The 21st Century Cures Act was one of the final bills passed into law by Barack Obama. It was also one of the most significant healthcare bills passed during the former President’s eight years at 1600 Pennsylvania Avenue.
A landmark bill that was over two years in the making, the 21st Century Cures Act will impact the healthcare landscape in a number of ways. There are legislations in place to expedite the approval process for new drugs, measures aimed at fighting the country’s growing opioid crisis, and billions of dollars set aside for Obama’s Precision Medicine Initiative. But what does the bill mean for healthcare interoperability?
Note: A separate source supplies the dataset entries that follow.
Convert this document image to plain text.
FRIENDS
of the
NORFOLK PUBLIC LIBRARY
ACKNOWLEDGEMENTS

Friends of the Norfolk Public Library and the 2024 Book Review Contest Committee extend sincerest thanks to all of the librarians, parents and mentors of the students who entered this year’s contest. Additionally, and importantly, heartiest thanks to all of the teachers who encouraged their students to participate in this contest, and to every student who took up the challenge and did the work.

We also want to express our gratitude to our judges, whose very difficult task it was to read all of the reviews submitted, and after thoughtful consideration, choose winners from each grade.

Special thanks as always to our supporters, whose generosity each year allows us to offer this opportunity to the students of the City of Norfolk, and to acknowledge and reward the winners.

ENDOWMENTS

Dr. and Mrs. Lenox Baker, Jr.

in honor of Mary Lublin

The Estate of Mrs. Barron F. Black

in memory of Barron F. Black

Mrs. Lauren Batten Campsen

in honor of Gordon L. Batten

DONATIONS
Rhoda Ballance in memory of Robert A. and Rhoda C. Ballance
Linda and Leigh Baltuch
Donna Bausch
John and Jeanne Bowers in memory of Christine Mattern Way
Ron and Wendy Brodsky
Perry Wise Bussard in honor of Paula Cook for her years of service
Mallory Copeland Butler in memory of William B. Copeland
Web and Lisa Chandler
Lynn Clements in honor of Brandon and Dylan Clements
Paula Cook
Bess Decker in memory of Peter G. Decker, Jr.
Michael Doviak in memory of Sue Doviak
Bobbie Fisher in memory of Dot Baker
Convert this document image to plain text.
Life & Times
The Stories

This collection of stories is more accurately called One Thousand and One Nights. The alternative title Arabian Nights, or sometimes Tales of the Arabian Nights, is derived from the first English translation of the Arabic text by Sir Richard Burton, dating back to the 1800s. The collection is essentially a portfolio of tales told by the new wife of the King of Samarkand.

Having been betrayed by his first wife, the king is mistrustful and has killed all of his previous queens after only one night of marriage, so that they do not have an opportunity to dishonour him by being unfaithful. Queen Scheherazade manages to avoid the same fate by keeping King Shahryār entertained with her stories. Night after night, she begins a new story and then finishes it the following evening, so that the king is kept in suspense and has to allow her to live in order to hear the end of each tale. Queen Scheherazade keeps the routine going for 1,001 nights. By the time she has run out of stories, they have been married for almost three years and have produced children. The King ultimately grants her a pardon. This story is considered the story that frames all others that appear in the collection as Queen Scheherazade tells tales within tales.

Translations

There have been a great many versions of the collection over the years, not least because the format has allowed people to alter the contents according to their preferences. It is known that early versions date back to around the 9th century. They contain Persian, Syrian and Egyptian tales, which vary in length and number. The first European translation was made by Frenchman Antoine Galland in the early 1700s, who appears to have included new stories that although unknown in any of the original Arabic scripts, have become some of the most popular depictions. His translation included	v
The hope is that the 21st Century Cures Act will move the country closer to a more seamlessly connected healthcare environment where data can flow from one system to another with relative ease. While there has been a push towards creating a fully interoperable environment in healthcare for years now, progress has been slow. And that push has been more of a gentle tap. What makes things even more frustrating for those working in health IT is the overwhelming evidence which supports the return on investment of interoperability. Fortunately, the 21st Century Cures Act includes a number of measures that should make interoperability a reality in healthcare sooner rather than later.
First and foremost, there are strict punishments in place for those who are found guilty of information blocking. In addition to possible decertification, any developer, network, or exchange that is found guilty of information blocking will be fined up to $1 million. The Act defines information blocking as:
“with respect to the access, use, and exchange of qualified electronic health records and other health information technology, business, technical, and organizational practices, that (A) prevent or materially discourage the access, exchange, or use of electronic health information; and (B) the actor knows or should know are likely to interfere with the access, exchange, or use of electronic health information.”
The Act also directs the Department of Health and Human Services (HHS) to look into methods for reducing the amount of documentation required by healthcare providers. This is a move that could save larger healthcare organizations millions of dollars every year in administrative expenses.
A few other notable aspects of the Act include:
- Encouraging healthcare providers to make it easier for patients to access their own up-to-date health information that is stored in EHRs.
- Creating a new EHR Reporting Program. The program establishes reporting standards for interoperability, security, and EHR certification. $15 million has been set aside to pay private sector ratings entities to periodically develop reports which evaluate the interoperability, usability, and security of EHR systems.
- Requiring the Government Accountability Office to look into the issue of patient matching. Matching patient records to the incorrect patient can result in a slew of problems for healthcare organizations, such as: risking patient safety because of medication mix ups, billing errors, and unnecessary costs associated with redundant tests.
With an emphasis on interoperability, it is possible that we look back on 21st Century Cures Act and view it as a major step towards creating a truly connected healthcare environment in the U.S.
An impressive final act by President Obama indeed.